Während sich alle übrigen mit ihren weltlichen Interessen beschäftigten oder ihren Gedanken nachhingen, von einem Polizisten, der eigens am Steinkreis stationiert war, regelmäßig und freundlich, aber mit Nachdruck aufgefordert, die Finger von dem Monument zu lassen, bildeten die Heiden zuerst einen meditativen Kreis, der dann von der Anführerin unter halblautem Murmeln mit einer Klangschale umrundet wurde. Den Asiatinnen erklärte man, daß man hier im Grunde nichts anderes tue, als die Natur so zu verehren, wie das auch die Weisheit des Ostens lehre. Das Ganze hatte wenig Mysteriöses, wirkte eher liebevoll-wurstig, etwas alternativ und aus der Zeit gefallen, und endete zuletzt auf dieselbe Art und Weise wie bei den übrigen Besuchern: mit Fotos zwischen den Blöcken oder vor dem sogenannten „Druidentor“, von dem man annimmt, daß es ursprünglich den Zugang zum inneren Kreis von Stonehenge markierte. Die Gruppenaufnahmen machte übrigens der Polizist, eine offenbar willkommene Abwechslung seines sonst recht eintönigen Dienstes.

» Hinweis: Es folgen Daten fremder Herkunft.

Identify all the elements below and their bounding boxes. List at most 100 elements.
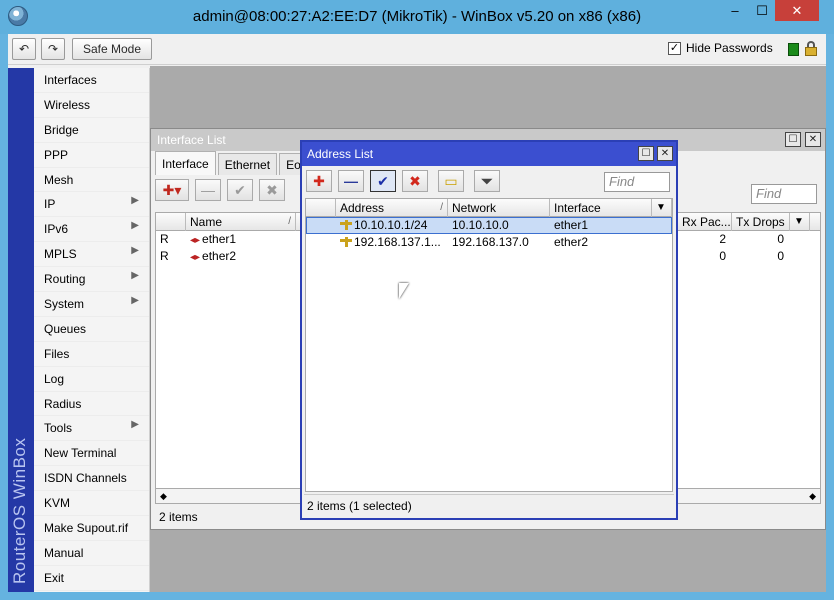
- submenu-arrow-icon: ▶: [131, 195, 139, 207]
- scroll-right-icon[interactable]: ◆: [809, 489, 816, 503]
- sidebar-item-mpls[interactable]: MPLS ▶: [34, 242, 149, 268]
- col-flag[interactable]: [156, 213, 186, 231]
- address-list-maximize-button[interactable]: ☐: [638, 146, 654, 161]
- connection-status-icon: [788, 43, 799, 56]
- scroll-left-icon[interactable]: ◆: [160, 489, 167, 503]
- column-menu-icon[interactable]: ▼: [652, 199, 672, 217]
- sidebar-item-make-supout[interactable]: Make Supout.rif: [34, 516, 149, 541]
- col-address[interactable]: Address /: [336, 199, 448, 217]
- undo-button[interactable]: ↶: [12, 38, 36, 60]
- ethernet-icon: ◂▸: [190, 235, 201, 246]
- col-interface[interactable]: Interface: [550, 199, 652, 217]
- comment-address-button[interactable]: ▭: [438, 170, 464, 192]
- interface-toolbar: ✚▾ — ✔ ✖: [155, 179, 285, 201]
- col-flag[interactable]: [306, 199, 336, 217]
- sidebar-item-radius[interactable]: Radius: [34, 392, 149, 417]
- submenu-arrow-icon: ▶: [131, 295, 139, 307]
- enable-address-button[interactable]: ✔: [370, 170, 396, 192]
- sidebar-item-new-terminal[interactable]: New Terminal: [34, 441, 149, 467]
- remove-interface-button[interactable]: —: [195, 179, 221, 201]
- sidebar-item-bridge[interactable]: Bridge: [34, 118, 149, 143]
- enable-icon: ✔: [234, 181, 246, 198]
- col-name[interactable]: Name /: [186, 213, 296, 231]
- col-rx-packets[interactable]: Rx Pac...: [678, 213, 732, 231]
- sidebar-item-manual[interactable]: Manual: [34, 541, 149, 566]
- interface-status-text: 2 items: [159, 510, 198, 524]
- interface-list-maximize-button[interactable]: ☐: [785, 132, 801, 147]
- sidebar-item-system[interactable]: System ▶: [34, 292, 149, 317]
- disable-interface-button[interactable]: ✖: [259, 179, 285, 201]
- hide-passwords-toggle[interactable]: ✓ Hide Passwords: [668, 41, 773, 55]
- submenu-arrow-icon: ▶: [131, 245, 139, 257]
- enable-interface-button[interactable]: ✔: [227, 179, 253, 201]
- lock-icon: [805, 41, 817, 57]
- submenu-arrow-icon: ▶: [131, 419, 139, 431]
- submenu-arrow-icon: ▶: [131, 270, 139, 282]
- submenu-arrow-icon: ▶: [131, 220, 139, 232]
- address-list-title: Address List: [302, 142, 676, 166]
- sort-icon: /: [440, 202, 443, 213]
- ip-address-icon: [340, 220, 352, 230]
- sidebar-item-isdn-channels[interactable]: ISDN Channels: [34, 466, 149, 492]
- sidebar-item-kvm[interactable]: KVM: [34, 491, 149, 517]
- check-icon: ✔: [377, 172, 389, 189]
- address-list-close-button[interactable]: ✕: [657, 146, 673, 161]
- address-list-window[interactable]: Address List ☐ ✕ ✚ — ✔ ✖ ▭ ⏷ Find Addres…: [300, 140, 678, 520]
- add-icon: ✚▾: [162, 181, 182, 198]
- add-interface-button[interactable]: ✚▾: [155, 179, 189, 201]
- col-tx-drops[interactable]: Tx Drops: [732, 213, 790, 231]
- close-button[interactable]: ✕: [775, 0, 819, 21]
- remove-icon: —: [201, 182, 215, 198]
- sidebar-item-ppp[interactable]: PPP: [34, 143, 149, 168]
- sidebar-item-routing[interactable]: Routing ▶: [34, 267, 149, 293]
- minimize-button[interactable]: –: [722, 0, 748, 21]
- filter-address-button[interactable]: ⏷: [474, 170, 500, 192]
- interface-find-input[interactable]: Find: [751, 184, 817, 204]
- window-titlebar[interactable]: admin@08:00:27:A2:EE:D7 (MikroTik) - Win…: [0, 0, 834, 34]
- brand-strip: RouterOS WinBox: [8, 68, 34, 592]
- sidebar-item-log[interactable]: Log: [34, 367, 149, 392]
- remove-icon: —: [344, 173, 358, 189]
- window-title: admin@08:00:27:A2:EE:D7 (MikroTik) - Win…: [192, 8, 642, 25]
- sidebar-item-ip[interactable]: IP ▶: [34, 192, 149, 218]
- address-table-header: Address / Network Interface ▼: [306, 199, 672, 217]
- filter-icon: ⏷: [481, 172, 493, 189]
- sidebar-item-interfaces[interactable]: Interfaces: [34, 68, 149, 93]
- table-row-selected[interactable]: 10.10.10.1/24 10.10.10.0 ether1: [306, 217, 672, 234]
- sidebar-item-ipv6[interactable]: IPv6 ▶: [34, 217, 149, 243]
- sort-icon: /: [288, 216, 291, 227]
- col-network[interactable]: Network: [448, 199, 550, 217]
- add-address-button[interactable]: ✚: [306, 170, 332, 192]
- redo-button[interactable]: ↷: [41, 38, 65, 60]
- tab-ethernet[interactable]: Ethernet: [217, 153, 278, 175]
- x-icon: ✖: [409, 172, 421, 189]
- disable-icon: ✖: [266, 181, 278, 198]
- address-find-input[interactable]: Find: [604, 172, 670, 192]
- comment-icon: ▭: [444, 172, 458, 189]
- sidebar-menu: Interfaces Wireless Bridge PPP Mesh IP ▶ …: [34, 68, 150, 592]
- safe-mode-button[interactable]: Safe Mode: [72, 38, 152, 60]
- tab-interface[interactable]: Interface: [155, 151, 216, 175]
- sidebar-item-queues[interactable]: Queues: [34, 317, 149, 342]
- main-toolbar: ↶ ↷ Safe Mode ✓ Hide Passwords: [8, 34, 826, 65]
- address-status-text: 2 items (1 selected): [304, 494, 674, 516]
- sidebar-item-mesh[interactable]: Mesh: [34, 168, 149, 193]
- brand-label: RouterOS WinBox: [10, 437, 29, 584]
- disable-address-button[interactable]: ✖: [402, 170, 428, 192]
- address-toolbar: ✚ — ✔ ✖ ▭ ⏷: [306, 170, 500, 192]
- sidebar-item-tools[interactable]: Tools ▶: [34, 416, 149, 442]
- sidebar-item-files[interactable]: Files: [34, 342, 149, 367]
- interface-list-close-button[interactable]: ✕: [805, 132, 821, 147]
- sidebar-item-wireless[interactable]: Wireless: [34, 93, 149, 118]
- column-menu-icon[interactable]: ▼: [790, 213, 810, 231]
- hide-passwords-checkbox[interactable]: ✓: [668, 41, 681, 55]
- sidebar: RouterOS WinBox Interfaces Wireless Brid…: [8, 68, 150, 592]
- sidebar-item-exit[interactable]: Exit: [34, 566, 149, 591]
- table-row[interactable]: 192.168.137.1... 192.168.137.0 ether2: [306, 234, 672, 251]
- add-icon: ✚: [313, 172, 325, 189]
- redo-icon: ↷: [47, 42, 59, 56]
- interface-tabs: Interface Ethernet Eo: [155, 151, 310, 175]
- hide-passwords-label: Hide Passwords: [686, 41, 773, 55]
- maximize-button[interactable]: ☐: [749, 0, 775, 21]
- remove-address-button[interactable]: —: [338, 170, 364, 192]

Ihm verdankten wir auch die Hinweise auf das, was sich sonst kaum finden ließ, insbesondere die Sgraffiti, die in die Steine geritzt worden waren und die sich mit bloßem Auge kaum erkennen lassen. Viele stammen aus dem Mittelalter oder der frühen Neuzeit, bevor man die Bedeutung der Anlage begriff; manchmal lassen sich die Verursacher noch den umliegenden Höfen zuordnen. Aber einige der Markierungen sind selbst vorgeschichtlich, zwar nicht so alt wie Stonehenge, das vor etwa 5.000 Jahren errichtet wurde, aber offenbar in der Bronzezeit entstanden, als die Megalithiker, denen wir die Großsteinbauten an den Atlantikküsten verdanken, längst verschwunden waren und andere Bewohner Englands an ihre Stelle traten. 

Zu deren wichtigsten Sinnbildern gehörten Dolch und Axt, die sowenig wie die symbolische Bedeutung der Großsteinbauten auf eine Region oder ein Volk beschränkt waren. Soweit das bei einer schriftlosen Kultur zu erschließen ist, spricht vieles dafür, daß wir es im einen wie im anderen Fall mit Ausdrucksformen eines gemeinsamen Glaubens zu tun haben, der wie der gotische Baustil und die religiösen Inhalte des Christentums eine Vielzahl von Gemeinschaften zusammenhielt, Überreste eines ersten europäischen Zeitalters, lange vor Antike und Abendland. Früher war die Auffassung von der Einzigartigkeit Stone-

henges verbreitet. Heute wissen wir, daß es zahlreiche ähnliche Anlagen gab. Stonehenge überragt sie aber alle durch seine Monumentalität, seine Lage und sein sichtbares Überdauern in der Zeit.

Als unsere Besichtigungszeit endete und wir uns im letzten Licht des Tages einzeln oder in kleinen Gruppen auf den Rückweg machten, hörte man Gespräche da und dort, auch das eine oder andere Lachen, aber man sah auch die, die versonnen Schritt für Schritt setzten und ihren Gedanken nachhingen, offenbar beeindruckt durch das, was sie gesehen hatten.

Für Reisende, die einen längeren Aufenthalt in Großbritannien planen und sich verschiedene Sehenswürdigkeiten anschauen wollen, kann sich eine – zeitlich befristete – Mitgliedschaft bei English Heritage lohnen; die erlaubt den kostenlosen Eintritt in Stonehenge und eine deutlich Preisreduzierung für die speziellen Karten, die für den Zugang in den inneren Steinkreis gekauft werden müssen.